More specifically, when the inner wall of the blade is to be cooled by an impingement jet flow from the insert core 7, as a cross flow flowing between the insert core 7 and the inner wall of the blade is increased with respect to the jet flow, the impingement cooling effect is reduced. Then, in the prior art inside cooling structure, a problem arises in that as the cooling air approaches from the front edge 12 toward the impingement hole row on the downstream side in the rear edge 13, the cross flow of the cooling air which has performed the impingement cooling on the upstream side is increased and it is difficult to obtain a desirable impingement cooling effect.
Further, as the inlet temperature of a gas turbine is increased, an amount of cooling air needed is increases. In particular, when the inlet temperature is 1300.degree. C. or higher, the amount of cooling air is remarkably increased. Moreover, since convection cooling in the inside of the blade is not sufficient, a film cooling method of blowing off cooling air from the film holes 10 defined in the blade surface to the outside of the blade described above must be used together with the convection cooling.
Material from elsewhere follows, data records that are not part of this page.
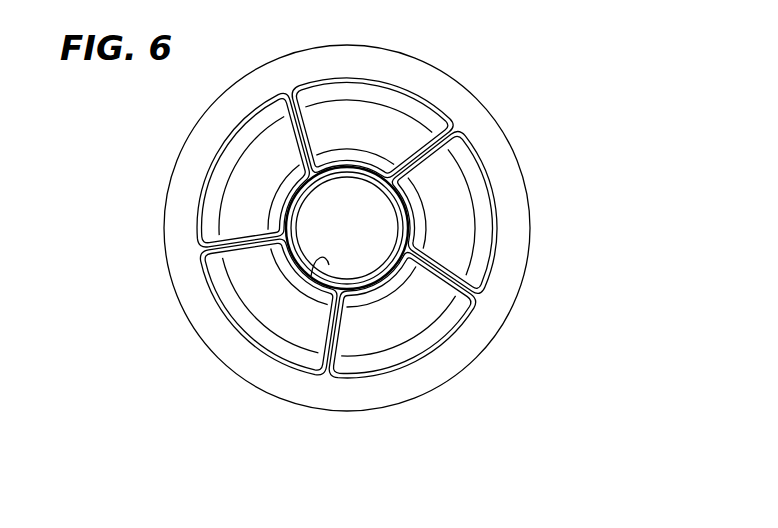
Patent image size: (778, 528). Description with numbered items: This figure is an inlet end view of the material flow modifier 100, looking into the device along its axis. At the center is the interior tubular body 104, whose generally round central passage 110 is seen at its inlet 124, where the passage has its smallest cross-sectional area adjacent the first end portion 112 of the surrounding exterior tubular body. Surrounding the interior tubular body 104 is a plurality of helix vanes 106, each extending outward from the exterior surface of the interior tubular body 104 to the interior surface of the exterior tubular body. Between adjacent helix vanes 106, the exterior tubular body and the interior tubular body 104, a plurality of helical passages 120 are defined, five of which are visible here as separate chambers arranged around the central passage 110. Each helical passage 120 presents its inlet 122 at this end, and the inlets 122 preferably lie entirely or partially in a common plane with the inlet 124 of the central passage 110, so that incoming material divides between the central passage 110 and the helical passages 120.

The material flow modifier 100 is at (513, 92).
The interior tubular body 104 is at (402, 230).
The helix vanes 106 is at (293, 138).
The central passage of the interior tubular body 110 is at (347, 228).
The first end portion of the exterior tubular body 112 is at (498, 190).
The helical passages 120 is at (268, 313).
The inlet of the helical passage 122 is at (429, 332).
The inlet of the central passage of the interior tubular body 124 is at (329, 265).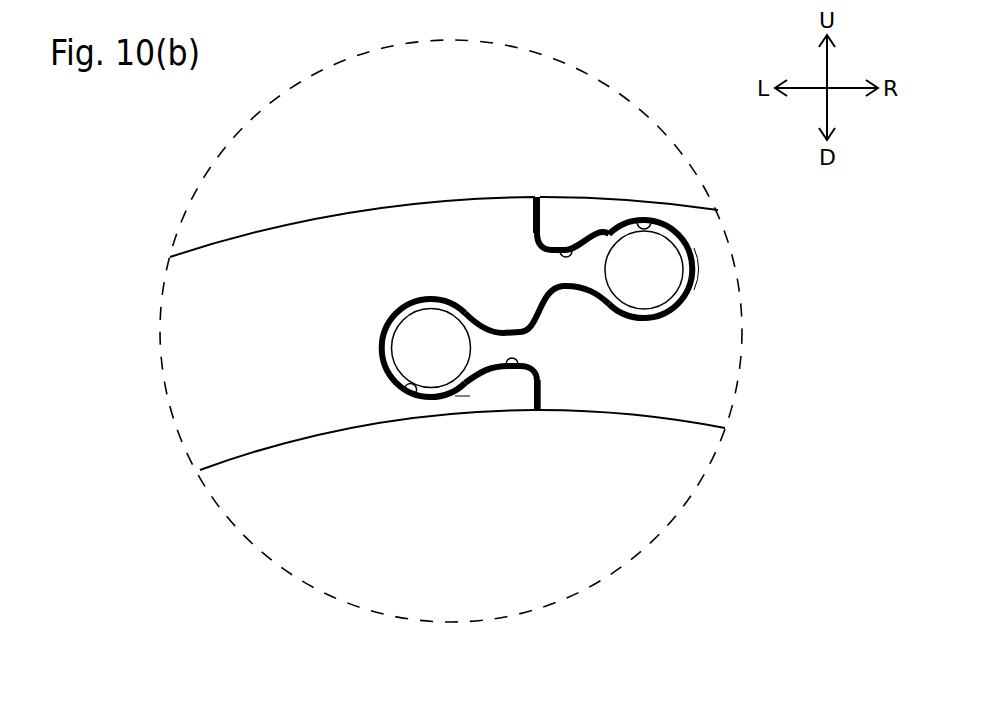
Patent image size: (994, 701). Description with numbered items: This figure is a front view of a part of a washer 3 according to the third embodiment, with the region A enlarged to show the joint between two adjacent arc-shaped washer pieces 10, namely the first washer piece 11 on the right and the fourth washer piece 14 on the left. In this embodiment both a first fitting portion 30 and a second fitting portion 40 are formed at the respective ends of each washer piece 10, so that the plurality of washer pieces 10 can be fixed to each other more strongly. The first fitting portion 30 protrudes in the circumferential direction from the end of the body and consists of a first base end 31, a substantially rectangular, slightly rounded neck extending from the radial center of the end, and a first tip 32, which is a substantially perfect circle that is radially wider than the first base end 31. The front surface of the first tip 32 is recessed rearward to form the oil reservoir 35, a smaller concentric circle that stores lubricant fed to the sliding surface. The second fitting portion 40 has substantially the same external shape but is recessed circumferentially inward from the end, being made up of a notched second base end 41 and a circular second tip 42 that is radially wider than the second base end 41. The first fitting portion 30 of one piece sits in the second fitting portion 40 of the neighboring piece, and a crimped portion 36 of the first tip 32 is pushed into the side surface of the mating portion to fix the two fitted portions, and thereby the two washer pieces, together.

The enlarged region A is at (292, 68).
The washer 3 is at (71, 149).
The washer piece 10 is at (442, 288).
The first washer piece 11 is at (663, 177).
The fourth washer piece 14 is at (222, 207).
The first fitting portion 30 is at (541, 313).
The first base end 31 is at (497, 332).
The first tip 32 is at (403, 312).
The oil reservoir 35 is at (433, 309).
The crimped portion 36 is at (698, 262).
The second fitting portion 40 is at (548, 247).
The second base end 41 is at (566, 250).
The second tip 42 is at (636, 222).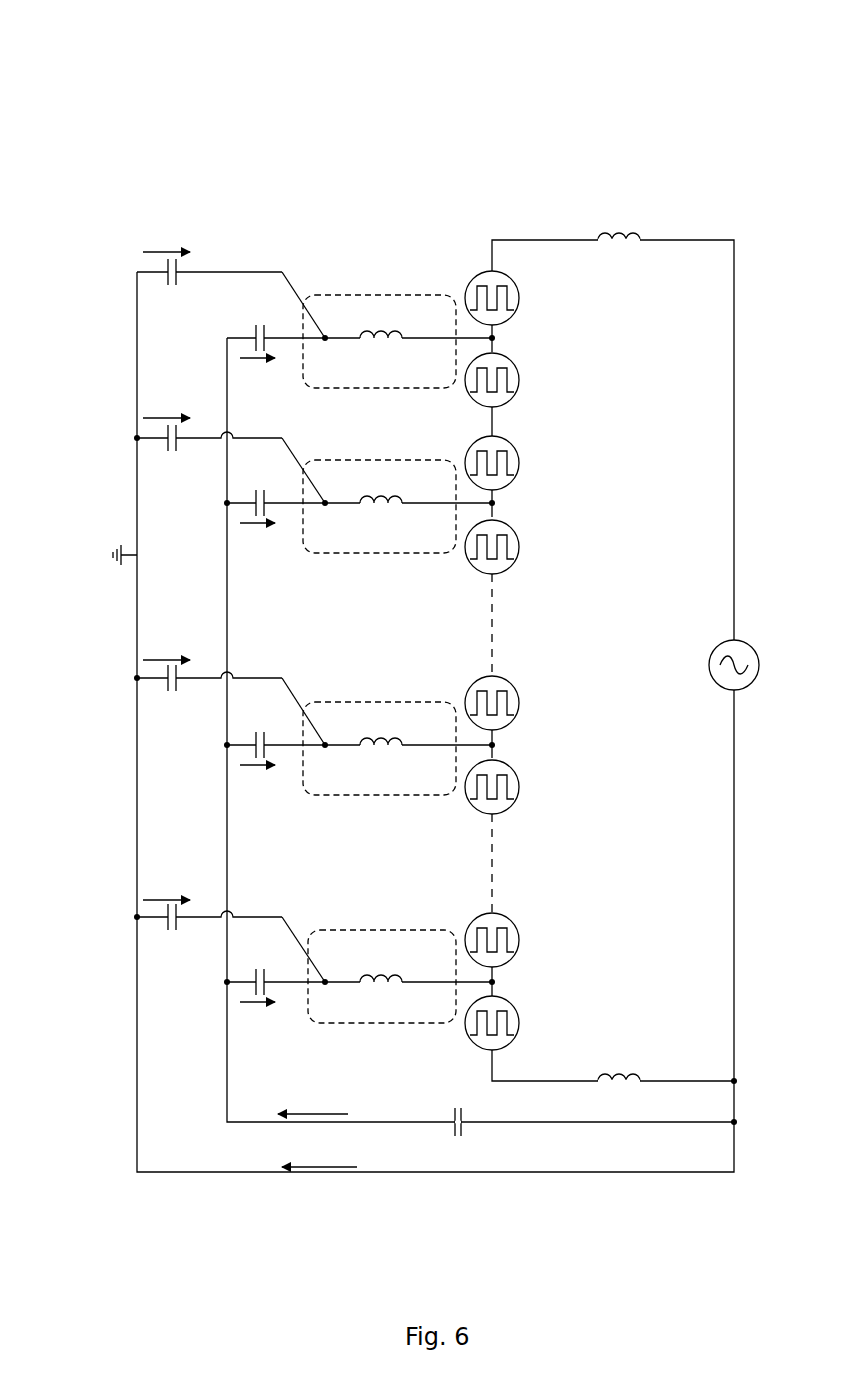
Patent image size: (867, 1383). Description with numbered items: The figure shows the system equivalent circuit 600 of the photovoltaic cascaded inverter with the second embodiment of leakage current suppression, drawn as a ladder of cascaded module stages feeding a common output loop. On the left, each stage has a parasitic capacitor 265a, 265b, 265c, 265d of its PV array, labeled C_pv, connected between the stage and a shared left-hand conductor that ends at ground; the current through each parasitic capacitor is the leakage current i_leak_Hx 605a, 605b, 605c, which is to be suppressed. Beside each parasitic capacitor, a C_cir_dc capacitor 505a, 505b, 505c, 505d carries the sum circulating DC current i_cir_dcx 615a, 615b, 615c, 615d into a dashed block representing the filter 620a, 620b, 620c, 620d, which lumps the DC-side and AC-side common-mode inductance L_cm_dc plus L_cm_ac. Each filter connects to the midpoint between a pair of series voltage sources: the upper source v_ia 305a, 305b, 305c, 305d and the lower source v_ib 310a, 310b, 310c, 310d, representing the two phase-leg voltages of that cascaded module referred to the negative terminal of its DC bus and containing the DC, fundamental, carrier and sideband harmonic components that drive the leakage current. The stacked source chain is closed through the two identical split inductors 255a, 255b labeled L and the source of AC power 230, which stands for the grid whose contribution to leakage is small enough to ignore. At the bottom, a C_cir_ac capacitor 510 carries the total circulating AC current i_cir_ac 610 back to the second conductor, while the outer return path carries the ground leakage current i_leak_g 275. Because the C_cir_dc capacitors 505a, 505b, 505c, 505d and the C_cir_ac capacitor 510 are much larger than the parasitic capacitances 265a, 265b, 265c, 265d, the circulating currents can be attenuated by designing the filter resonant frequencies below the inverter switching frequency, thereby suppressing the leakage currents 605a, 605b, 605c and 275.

The system equivalent circuit 600 is at (594, 114).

The film cooling method is not only effective for cooling but also prevents a further increase of thermal stress in the metal portion of the blade due to high temperature. As described above, although the application of the film cooling method is effective to cool the cooling blade of a gas turbine, when temperature is further increased, a full coverage film cooling (FCFC) method must be employed to blow off cooling air to the entire surface of the blade.
Since the effect of the film cooling greatly varies depending upon blow-off conditions to a main flow (such as density ratio, mass to quantity of flow ratio, quantity of motion ratio) (that is, there are optimum conditions), there is a possibility that a maximum cooling effect cannot be obtained even by employing the FCFC method. In the case of a turbine stationary blade, there is a large difference in a static pressure on a blade surface onto which cooling air is blown off, depending upon the locations of the blade surface, due to the characteristics of the stationary blade.
Regardless of this fact, the pressure in the space 11 formed between the insert core 7 and the hollow inner wall is kept at a given value in the prior art inside cooling structure. As a result, there is a problem that the pressure of the cooling air, just before it is blown off, cannot be optimized depending upon the location to which the cooling air is blown off and optimum blow-off conditions (such as density ratio, mass to quantity of flow ratio, quantity of motion ratio) cannot be obtained.